The result shows that WspToken removes the leading whitespace — in the Element content, not in the Attribute value — and replaces the intermediate linefeed (the initial carriage return removed as the XML standard normalization dictates) with a single blank:
<a foo=" bar ">x y</a>
If WspNewline is used instead, the leading whitespace remains (it contains no line-end characters), and the intermediate linefeed (represented below by a question mark) also remains (it is not leading or trailing):
<a foo=" bar "> x?y</a>
In this example, using the WspPreserve option gives the same result as WspNewline: no whitespace is removed, except for the initial carriage return due to the XML standard normalization.
If the example is changed slightly so the Text node includes only tab characters and a leading line-end character, and LinefeedNoTrailingTabs is specified:
... %le = $x2c('0D25') %tb = $x2c('05') %d:loadXml('<a foo=" bar " >' With %le with %tb - with %tb with '</a>', 'LinefeedNoTrailingTabs') print %d:serial('.', 'EBCDIC') ...
The resulting Text node contains only the line-end character:
<a foo=" bar ">?</a>
- The ParseXml function in the HttpResponse class has the same options as LoadXml. The following fragment requests, receives, and deserializes an XML document from a Web server:
%httpreq object httpRequest %httpresp object httpResponse %doc object xmlDoc %httpreq = new %doc = new %httpreq:URL = 'foo.com/bar' %httpresp = %httpreq:Get('HTTP_CLIENT') if %httpresp:ParseXML(%doc, 'ErrRet') then ... invalid document received from Web server end If
Note: If you use $Sock_Recv and LoadXml directly instead of using an HTTP Helper object, always use the BINARY option of $Sock_Recv, so that LoadXml can recognize the character encoding inherent in the serialized XML document.

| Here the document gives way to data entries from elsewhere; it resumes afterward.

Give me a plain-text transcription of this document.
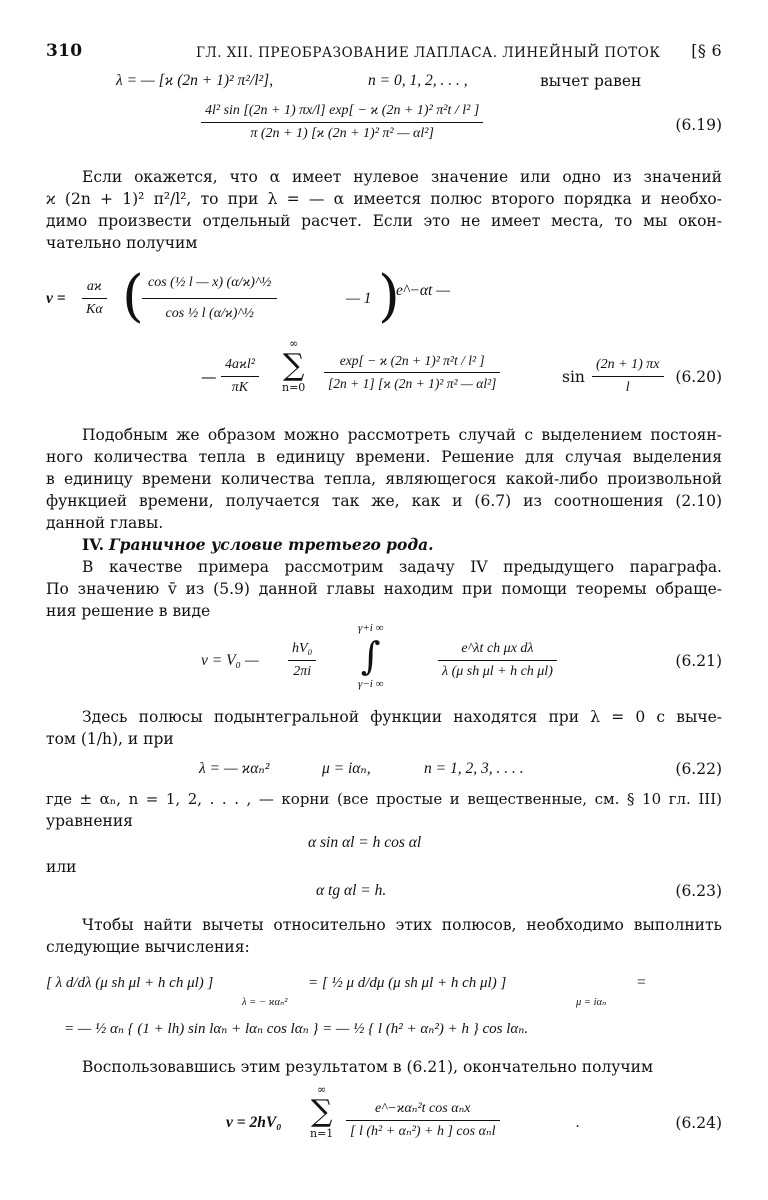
310	ГЛ. XII. ПРЕОБРАЗОВАНИЕ ЛАПЛАСА. ЛИНЕЙНЫЙ ПОТОК [§ 6
λ = — [ϰ (2n + 1)² π²/l²],	n = 0, 1, 2, . . . ,	вычет равен
$\frac{\text{4l² sin [(2n + 1) πx/l] exp[ − ϰ (2n + 1)² π²t / l² ]}}{\text{π (2n + 1) [ϰ (2n + 1)² π² — αl²]}}$	(6.19)
Если окажется, что α имеет нулевое значение или одно из значений
ϰ (2n + 1)² π²/l², то при λ = — α имеется полюс второго порядка и необхо-
димо произвести отдельный расчет. Если это не имеет места, то мы окон-
чательно получим
$v = \frac{aϰ}{K\alpha}$ (
$\frac{\text{cos (½ l — x) (α/ϰ)\textasciicircum{}½}}{\text{cos ½ l (α/ϰ)\textasciicircum{}½}}$	— 1 )
e^−αt —
—
4aϰl²
πK
∞
∑
$n=0 \frac{\text{exp[ − ϰ (2n + 1)² π²t / l² ]}}{\text{[2n + 1] [ϰ (2n + 1)² π² — αl²]}}$	$\sin \frac{(2n + 1) \pi x}{l} (6.20)$
Подобным же образом можно рассмотреть случай с выделением постоян-
ного количества тепла в единицу времени. Решение для случая выделения
в единицу времени количества тепла, являющегося какой-либо произвольной
функцией времени, получается так же, как и (6.7) из соотношения (2.10)
данной главы.
IV. Граничное условие третьего рода.
В качестве примера рассмотрим задачу IV предыдущего параграфа.
По значению v̄ из (5.9) данной главы находим при помощи теоремы обраще-
ния решение в виде
v = V₀ — $\frac{\text{hV₀}}{2\pi i}$
γ+i ∞
∫
γ−i ∞
$\frac{\text{e\textasciicircum{}λt ch μx dλ}}{\text{λ (μ sh μl + h ch μl)}}$	(6.21)
Здесь полюсы подынтегральной функции находятся при λ = 0 с выче-
том (1/h), и при
λ = — ϰαₙ²	μ = iαₙ,	n = 1, 2, 3, . . . .	(6.22)
где ± αₙ, n = 1, 2, . . . , — корни (все простые и вещественные, см. § 10 гл. III)
уравнения
α sin αl = h cos αl
или
α tg αl = h.	(6.23)
Чтобы найти вычеты относительно этих полюсов, необходимо выполнить
следующие вычисления:
[ λ d/dλ (μ sh μl + h ch μl) ]
λ = − ϰαₙ²
= [ ½ μ d/dμ (μ sh μl + h ch μl) ]
μ = iαₙ
=
= — ½ αₙ { (1 + lh) sin lαₙ + lαₙ cos lαₙ } = — ½ { l (h² + αₙ²) + h } cos lαₙ.
Воспользовавшись этим результатом в (6.21), окончательно получим
v = 2hV₀
∞
∑
n=1
e^−ϰαₙ²t cos αₙx
[ l (h² + αₙ²) + h ] cos αₙl
.	(6.24)
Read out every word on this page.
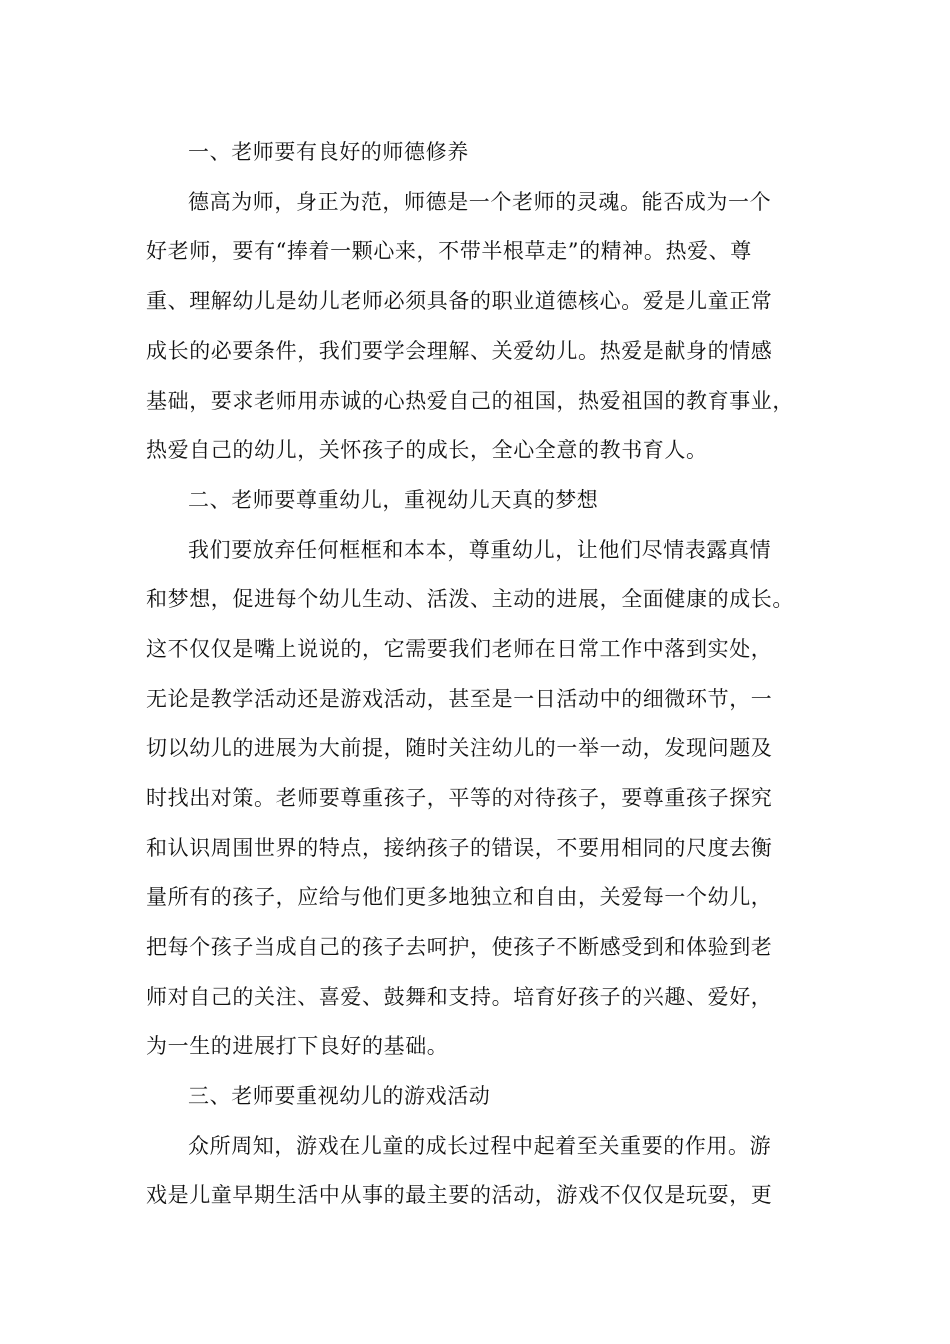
一、老师要有良好的师德修养
德高为师，身正为范，师德是一个老师的灵魂。能否成为一个
好老师，要有“捧着一颗心来，不带半根草走”的精神。热爱、尊
重、理解幼儿是幼儿老师必须具备的职业道德核心。爱是儿童正常
成长的必要条件，我们要学会理解、关爱幼儿。热爱是献身的情感
基础，要求老师用赤诚的心热爱自己的祖国，热爱祖国的教育事业，
热爱自己的幼儿，关怀孩子的成长，全心全意的教书育人。
二、老师要尊重幼儿，重视幼儿天真的梦想
我们要放弃任何框框和本本，尊重幼儿，让他们尽情表露真情
和梦想，促进每个幼儿生动、活泼、主动的进展，全面健康的成长。
这不仅仅是嘴上说说的，它需要我们老师在日常工作中落到实处，
无论是教学活动还是游戏活动，甚至是一日活动中的细微环节，一
切以幼儿的进展为大前提，随时关注幼儿的一举一动，发现问题及
时找出对策。老师要尊重孩子，平等的对待孩子，要尊重孩子探究
和认识周围世界的特点，接纳孩子的错误，不要用相同的尺度去衡
量所有的孩子，应给与他们更多地独立和自由，关爱每一个幼儿，
把每个孩子当成自己的孩子去呵护，使孩子不断感受到和体验到老
师对自己的关注、喜爱、鼓舞和支持。培育好孩子的兴趣、爱好，
为一生的进展打下良好的基础。
三、老师要重视幼儿的游戏活动
众所周知，游戏在儿童的成长过程中起着至关重要的作用。游
戏是儿童早期生活中从事的最主要的活动，游戏不仅仅是玩耍，更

Request cancellation errors
This list is not exhaustive: it does not include all the errors that are request cancelling.
- Method object doc is not EMPTY.
- An options argument is invalid.
- Insufficient free space exists in CCATEMP.

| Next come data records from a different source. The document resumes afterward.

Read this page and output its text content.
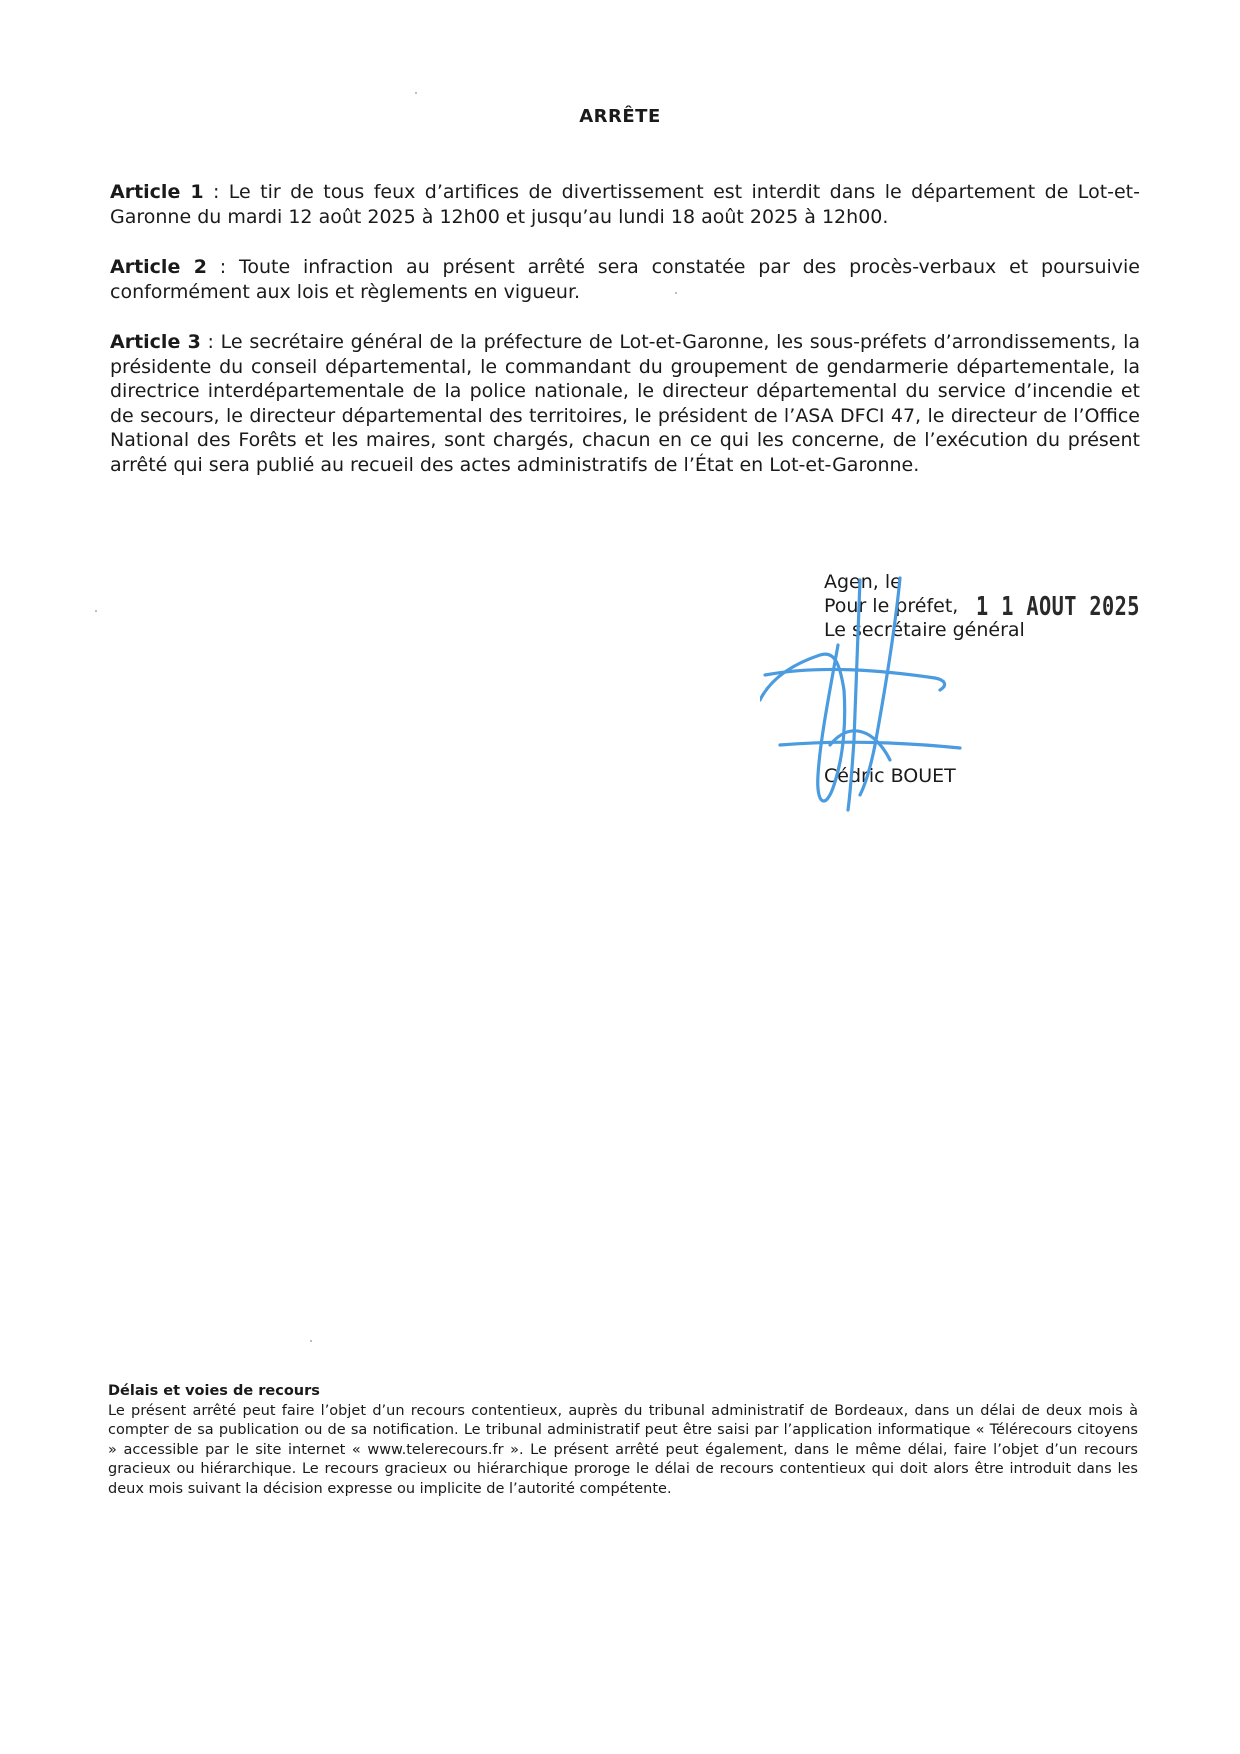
ARRÊTE

Article 1 : Le tir de tous feux d’artifices de divertissement est interdit dans le département de Lot-et-Garonne du mardi 12 août 2025 à 12h00 et jusqu’au lundi 18 août 2025 à 12h00.

Article 2 : Toute infraction au présent arrêté sera constatée par des procès-verbaux et poursuivie conformément aux lois et règlements en vigueur.

Article 3 : Le secrétaire général de la préfecture de Lot-et-Garonne, les sous-préfets d’arrondissements, la présidente du conseil départemental, le commandant du groupement de gendarmerie départementale, la directrice interdépartementale de la police nationale, le directeur départemental du service d’incendie et de secours, le directeur départemental des territoires, le président de l’ASA DFCI 47, le directeur de l’Office National des Forêts et les maires, sont chargés, chacun en ce qui les concerne, de l’exécution du présent arrêté qui sera publié au recueil des actes administratifs de l’État en Lot-et-Garonne.

Agen, le
Pour le préfet,
Le secrétaire général
1 1 AOUT 2025
Cédric BOUET
Délais et voies de recours
Le présent arrêté peut faire l’objet d’un recours contentieux, auprès du tribunal administratif de Bordeaux, dans un délai de deux mois à compter de sa publication ou de sa notification. Le tribunal administratif peut être saisi par l’application informatique « Télérecours citoyens » accessible par le site internet « www.telerecours.fr ». Le présent arrêté peut également, dans le même délai, faire l’objet d’un recours gracieux ou hiérarchique. Le recours gracieux ou hiérarchique proroge le délai de recours contentieux qui doit alors être introduit dans les deux mois suivant la décision expresse ou implicite de l’autorité compétente.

- A syntax error occurred in the representation of the XML document in input (this is tolerated if the ErrRet options value is specified).
See also
- To deserialize a document (which has been POSTed or PUT) using Janus Web Server, use WebReceive.
- For other transport APIs, such as Janus Sockets or Model 204 MQ Series, LoadXml can be used to deserialize a document that has been received with the transport API. As mentioned in the example above, Janus Sockets has a convenient ParseXml method for deserializing an HTTP response.
- The function that serializes an XmlDoc as a UTF-8 or EBCDIC string is Serial.